Another obvious target is Husam Katerji, a member of parliament and a reported militia boss from Aleppo, who also rose swiftly during the war — the banner on his Facebook page shows him shaking hands with Assad. Last year, a Reuters investigation documented Katerji’s role transporting wheat from ISIS-held territory to areas under Assad’s control, an enterprise that could only possible with ISIS consent. In March, Syrian opposition media reported that Katerji orchestrates the sale and transport of oil from areas under Syrian Kurdish control to those held by Assad.
 
The Syrian Kurds have played an indispensable role in the war on ISIS, yet some Kurdish targets should be on Treasury’s radar because they appear to be selling substantial amounts of oil to Assad. Given how important the Kurds remain to our efforts in Syria, the White House and Pentagon should raise the issue directly with Syrian Kurdish leaders, whom the U.S. should encourage to sell their oil to other customers, such as the Kurds in Iraq.
 
Iranian oil tankers should also come into the crosshairs. They provide Assad with substantial amounts of oil that he can either resell at a profit to desperate Syrians or use to fuel military operations. Last week, the website Tanker Trackers published data showing that a tanker, the “Sea Shark,” made five round trips from Iran to Syria over the past year, transporting a total of 4.7 million barrels of Iranian crude. The ship’s movements are visible because international law requires the use of transponders that broadcast a vessel’s location — although the “Sea Shark,” Tanker Trackers reports, illegally turned off its transponders while approaching the Syrian coastline.
 
The U.S. and EU have experience in disrupting this kind of illicit trade by sanctioning the ships, front companies, ports, and shipping executives responsible. However, it is essential to update and enforce these sanctions, since Tehran and Damascus have shown that they will constantly seek new ways to obfuscate and evade them.

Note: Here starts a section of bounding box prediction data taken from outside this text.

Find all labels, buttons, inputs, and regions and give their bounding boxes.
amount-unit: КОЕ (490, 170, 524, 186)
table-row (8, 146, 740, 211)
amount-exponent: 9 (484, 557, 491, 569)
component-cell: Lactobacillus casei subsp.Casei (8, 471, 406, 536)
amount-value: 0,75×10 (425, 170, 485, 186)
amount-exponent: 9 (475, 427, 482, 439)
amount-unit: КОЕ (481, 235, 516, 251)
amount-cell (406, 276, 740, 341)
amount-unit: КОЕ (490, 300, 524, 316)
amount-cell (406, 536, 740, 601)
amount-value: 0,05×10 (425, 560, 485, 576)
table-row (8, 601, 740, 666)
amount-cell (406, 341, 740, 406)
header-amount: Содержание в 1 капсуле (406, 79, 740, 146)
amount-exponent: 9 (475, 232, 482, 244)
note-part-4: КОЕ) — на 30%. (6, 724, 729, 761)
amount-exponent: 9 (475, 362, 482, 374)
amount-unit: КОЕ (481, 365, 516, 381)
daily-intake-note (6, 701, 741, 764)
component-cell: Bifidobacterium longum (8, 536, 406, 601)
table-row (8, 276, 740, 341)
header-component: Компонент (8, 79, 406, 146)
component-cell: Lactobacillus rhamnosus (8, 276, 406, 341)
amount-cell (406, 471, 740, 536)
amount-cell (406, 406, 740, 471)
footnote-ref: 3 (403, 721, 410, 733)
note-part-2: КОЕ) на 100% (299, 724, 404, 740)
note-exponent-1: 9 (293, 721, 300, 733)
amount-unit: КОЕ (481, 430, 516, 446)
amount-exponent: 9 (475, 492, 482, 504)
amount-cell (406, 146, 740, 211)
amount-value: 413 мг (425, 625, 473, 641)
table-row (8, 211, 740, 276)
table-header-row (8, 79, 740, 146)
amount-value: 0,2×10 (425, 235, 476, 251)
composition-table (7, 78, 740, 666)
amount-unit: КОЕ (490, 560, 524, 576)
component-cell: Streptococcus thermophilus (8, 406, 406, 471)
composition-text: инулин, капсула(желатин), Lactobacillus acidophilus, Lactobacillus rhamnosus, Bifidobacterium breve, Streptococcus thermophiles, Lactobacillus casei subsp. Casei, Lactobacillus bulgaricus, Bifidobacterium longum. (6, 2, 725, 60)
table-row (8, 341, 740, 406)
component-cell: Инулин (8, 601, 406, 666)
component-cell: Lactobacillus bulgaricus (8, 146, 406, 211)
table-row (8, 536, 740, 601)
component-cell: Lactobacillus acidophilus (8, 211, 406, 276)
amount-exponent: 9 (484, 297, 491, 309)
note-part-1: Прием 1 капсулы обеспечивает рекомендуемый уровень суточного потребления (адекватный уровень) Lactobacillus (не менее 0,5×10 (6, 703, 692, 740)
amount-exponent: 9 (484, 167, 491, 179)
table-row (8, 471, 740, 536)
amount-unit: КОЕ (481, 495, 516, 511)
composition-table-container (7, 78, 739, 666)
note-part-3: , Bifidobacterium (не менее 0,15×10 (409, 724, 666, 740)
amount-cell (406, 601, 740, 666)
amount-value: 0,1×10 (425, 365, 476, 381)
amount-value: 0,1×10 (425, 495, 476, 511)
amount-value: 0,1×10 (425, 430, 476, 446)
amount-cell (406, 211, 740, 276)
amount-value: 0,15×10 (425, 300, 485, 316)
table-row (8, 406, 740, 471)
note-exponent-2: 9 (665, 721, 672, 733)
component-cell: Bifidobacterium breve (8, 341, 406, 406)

The U.S. could also lean on Egypt — or have the Saudis lean on Egypt — to prevent Syria-bound tankers from passing through the Suez Canal.
 
Banks should be another prime target of the economic campaign against Assad. In the early days of the war, the U.S. and EU targeted all of Syria’s state-owned banks, yet sanctioning a bank is not the same as shutting it off from the outside world. For example, the Syrian Lebanese Commercial Bank (SLCB) continues to operate openly in neighboring Lebanon. In February, a senior Treasury official went to Lebanon to press the central bank to shut down SLCB, but it has not done so. The U.S. should now issue an ultimatum: Either Beirut shuts down the bank or faces punitive measures.
 
Finally, the U.S. should ask the Society for Worldwide Interbank Financial Telecommunication (SWIFT) to expel all state sponsors of terrorism — Syria included — from their network, which connects more than 11,000 banks across the globe. When the U.S. and EU compelled SWIFT to disconnect Iran in 2012, the damage was extensive. According to a study by my colleagues Mark Dubowitz and Annie Fixler, Iran's expulsion from SWIFT "applied greater pressure on the Iranian leadership than anything in the previous decades."
 
No financial punishment can deliver true justice for Assad. What he deserves is to face prosecution. Yet by depriving Assad of funding and fuel, the U.S. and EU can limit his ability to carry out new atrocities, while adding to the pressure on Assad’s patrons in Tehran, whose own citizens are also demanding justice.